Within smaller data sets fetching and comparing values from particular column or rows is easier as compared to large data sets. But, what solution can be offered to deal with large data sets, wherein PostgreSQL can just return the records without hampering system performance and additional efforts.
To save the application from slowing it is performance, indexes can be used. But a superior option is rollup tables. They can be used instead of large primary data sets because it is capable of executing multiple conditions in combination. So, if your table has huge amount of records, directing your queries to a small roll up table would be feasible, as a small table might have all the pre-aggregated values for the conditions you might need to fetch data for.
Here is an example, where we are fetching 10885,500 temperature records of 12 organizations with 30,000 devices. The processor we have used is Intel Core i3 3220 and RAM is 8 GB. So in this case, if we execute the query on the fly using large data sets then the time consumed to display results would be too much. Check below table and details where query execution time is mentioned in seconds.
- Each device sends one record per day.
- We are showing change in temperature over one year.
- We will calculate min, max, avg, and std deviation which in a way defines change.

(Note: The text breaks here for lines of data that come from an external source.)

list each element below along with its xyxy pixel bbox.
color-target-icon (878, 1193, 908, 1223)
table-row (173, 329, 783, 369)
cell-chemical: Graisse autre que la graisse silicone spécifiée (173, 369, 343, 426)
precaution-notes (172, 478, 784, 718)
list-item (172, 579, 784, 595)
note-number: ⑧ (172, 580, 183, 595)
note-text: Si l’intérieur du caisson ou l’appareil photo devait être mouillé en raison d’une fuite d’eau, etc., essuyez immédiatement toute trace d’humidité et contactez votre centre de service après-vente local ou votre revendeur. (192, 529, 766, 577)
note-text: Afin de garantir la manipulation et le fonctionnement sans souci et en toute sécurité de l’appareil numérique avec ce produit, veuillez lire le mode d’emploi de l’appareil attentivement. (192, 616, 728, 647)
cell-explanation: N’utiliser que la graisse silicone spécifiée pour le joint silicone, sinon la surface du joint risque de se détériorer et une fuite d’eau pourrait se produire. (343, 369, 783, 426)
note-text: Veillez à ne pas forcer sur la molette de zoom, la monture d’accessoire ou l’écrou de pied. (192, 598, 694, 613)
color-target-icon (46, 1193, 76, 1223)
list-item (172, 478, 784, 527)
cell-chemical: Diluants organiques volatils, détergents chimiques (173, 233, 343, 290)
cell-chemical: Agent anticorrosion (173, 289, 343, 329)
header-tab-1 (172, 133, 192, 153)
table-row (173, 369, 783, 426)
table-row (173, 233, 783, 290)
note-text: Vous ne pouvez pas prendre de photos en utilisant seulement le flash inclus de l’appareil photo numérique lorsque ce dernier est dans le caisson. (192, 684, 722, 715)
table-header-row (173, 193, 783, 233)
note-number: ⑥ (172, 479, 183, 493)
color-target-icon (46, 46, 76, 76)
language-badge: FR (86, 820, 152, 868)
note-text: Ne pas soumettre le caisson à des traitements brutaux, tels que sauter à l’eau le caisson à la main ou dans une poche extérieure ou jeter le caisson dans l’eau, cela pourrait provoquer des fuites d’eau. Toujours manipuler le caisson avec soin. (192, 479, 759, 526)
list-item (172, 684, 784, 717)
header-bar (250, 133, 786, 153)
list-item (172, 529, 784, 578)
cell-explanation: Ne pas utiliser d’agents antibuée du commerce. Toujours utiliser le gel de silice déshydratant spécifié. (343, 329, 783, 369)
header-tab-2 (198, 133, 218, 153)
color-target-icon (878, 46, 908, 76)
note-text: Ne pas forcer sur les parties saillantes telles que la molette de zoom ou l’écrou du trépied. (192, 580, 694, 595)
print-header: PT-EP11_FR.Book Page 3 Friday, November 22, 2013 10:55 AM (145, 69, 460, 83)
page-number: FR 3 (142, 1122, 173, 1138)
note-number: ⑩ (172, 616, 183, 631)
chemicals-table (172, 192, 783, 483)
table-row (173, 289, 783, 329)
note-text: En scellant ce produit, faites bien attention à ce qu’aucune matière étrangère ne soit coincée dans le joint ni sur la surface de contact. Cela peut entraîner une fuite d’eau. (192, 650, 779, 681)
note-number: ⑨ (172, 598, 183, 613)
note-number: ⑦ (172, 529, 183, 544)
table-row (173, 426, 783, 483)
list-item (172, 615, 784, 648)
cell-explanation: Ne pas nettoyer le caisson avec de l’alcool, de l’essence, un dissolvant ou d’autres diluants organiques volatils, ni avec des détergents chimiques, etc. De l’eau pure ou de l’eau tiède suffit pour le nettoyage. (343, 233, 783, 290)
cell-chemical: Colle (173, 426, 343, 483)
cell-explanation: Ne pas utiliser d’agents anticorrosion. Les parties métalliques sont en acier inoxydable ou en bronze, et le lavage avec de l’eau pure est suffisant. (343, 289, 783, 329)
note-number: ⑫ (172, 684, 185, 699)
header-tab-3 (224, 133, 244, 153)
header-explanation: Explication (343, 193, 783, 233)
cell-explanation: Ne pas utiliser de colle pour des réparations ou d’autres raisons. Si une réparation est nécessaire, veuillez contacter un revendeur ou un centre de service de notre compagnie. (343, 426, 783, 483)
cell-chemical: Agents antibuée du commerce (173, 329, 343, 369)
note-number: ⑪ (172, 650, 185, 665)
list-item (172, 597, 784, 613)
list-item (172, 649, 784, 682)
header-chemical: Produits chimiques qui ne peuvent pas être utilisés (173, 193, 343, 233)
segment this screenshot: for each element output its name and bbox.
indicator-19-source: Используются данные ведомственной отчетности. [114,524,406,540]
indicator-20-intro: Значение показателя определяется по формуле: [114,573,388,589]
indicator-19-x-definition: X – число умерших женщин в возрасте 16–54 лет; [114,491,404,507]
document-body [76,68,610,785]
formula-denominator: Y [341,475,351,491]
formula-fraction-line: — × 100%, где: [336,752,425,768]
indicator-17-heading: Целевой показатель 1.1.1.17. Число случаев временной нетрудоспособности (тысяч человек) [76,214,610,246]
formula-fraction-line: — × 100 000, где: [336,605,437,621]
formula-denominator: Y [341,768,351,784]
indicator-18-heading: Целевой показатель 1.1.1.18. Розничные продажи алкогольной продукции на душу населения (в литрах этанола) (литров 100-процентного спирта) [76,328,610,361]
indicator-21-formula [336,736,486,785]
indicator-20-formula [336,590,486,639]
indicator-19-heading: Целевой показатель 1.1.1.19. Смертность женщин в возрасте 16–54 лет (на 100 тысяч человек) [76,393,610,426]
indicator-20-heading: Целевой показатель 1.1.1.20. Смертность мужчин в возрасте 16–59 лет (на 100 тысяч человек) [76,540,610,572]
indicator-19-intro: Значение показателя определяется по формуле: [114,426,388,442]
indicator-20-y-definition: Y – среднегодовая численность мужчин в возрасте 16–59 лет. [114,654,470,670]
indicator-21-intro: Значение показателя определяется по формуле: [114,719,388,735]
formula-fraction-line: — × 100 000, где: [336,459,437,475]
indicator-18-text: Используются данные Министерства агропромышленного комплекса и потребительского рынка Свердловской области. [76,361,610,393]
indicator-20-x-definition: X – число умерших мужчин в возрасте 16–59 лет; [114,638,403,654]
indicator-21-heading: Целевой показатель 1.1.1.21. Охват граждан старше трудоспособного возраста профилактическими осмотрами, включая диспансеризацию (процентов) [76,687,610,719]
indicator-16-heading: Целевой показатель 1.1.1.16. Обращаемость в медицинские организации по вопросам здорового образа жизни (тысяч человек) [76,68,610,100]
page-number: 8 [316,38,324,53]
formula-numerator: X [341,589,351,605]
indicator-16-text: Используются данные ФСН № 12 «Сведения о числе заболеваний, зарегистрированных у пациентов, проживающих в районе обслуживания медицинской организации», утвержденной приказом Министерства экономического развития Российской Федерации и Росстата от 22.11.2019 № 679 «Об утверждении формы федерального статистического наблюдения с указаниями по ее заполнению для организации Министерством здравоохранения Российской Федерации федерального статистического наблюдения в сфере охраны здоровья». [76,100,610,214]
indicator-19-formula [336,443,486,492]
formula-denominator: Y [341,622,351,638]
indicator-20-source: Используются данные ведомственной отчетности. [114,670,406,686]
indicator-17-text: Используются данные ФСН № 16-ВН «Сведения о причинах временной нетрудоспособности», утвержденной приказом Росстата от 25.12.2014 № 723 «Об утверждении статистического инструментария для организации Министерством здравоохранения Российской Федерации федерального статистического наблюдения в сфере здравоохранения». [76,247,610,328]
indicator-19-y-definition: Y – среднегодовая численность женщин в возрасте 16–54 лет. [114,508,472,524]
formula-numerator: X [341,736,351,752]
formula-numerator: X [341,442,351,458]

Keeping the rollup’s data in sync is the biggest challenge and moreover, reflecting the rollup table’s total accuracy can be difficult too. So to overcome this, during an every insert, update or delete query in the primary table, an update to various rows within rollup table is essential. Hence, to accomplish this appropriate logic for your application is required. Here are three solutions given below.
So what can be done to keep the data in sync?
- Full recalc: Recalculate all of your rollup values, once you are done with updating your data in source table. To recalculate you can query source table and GROUP BY rollup columns. After this, PostgreSQL will loop entire source records and retort with updated values which then can be used to write to your roll-up table. Full recalc can be an effective method through which you can sync your data, irrespective of what you alter in your source data table.
- Per-entry update: Using PostgreSQL to recalculate entire rollup values can be an exhausting. Still, if we are aware of what change we need to make, that can be a simple, as we can update those specific rollup values easily. So, instead of recalculating values, we can maximize the rollup value with 1. The other rollup values can stay as it is.
Though, per-entry update requires extra efforts as compared to full recalc, it can be done generically. With every single update to source table, the changes to rollup table can be reduced. All we have to do is perform 1 read query to the source table before we update data and later 1. This will provide us with real updated values and also provide the information on which rollup values requires to be updated.
- Periodic calculation job: This solution is the most efficient one. There are some cases where full recalc or per-entry update might not work or would require full data sets to process it. Hence in this case, periodic calculation can work. This solution might not immediately provide with data sync, but with a programming logic we can make it work.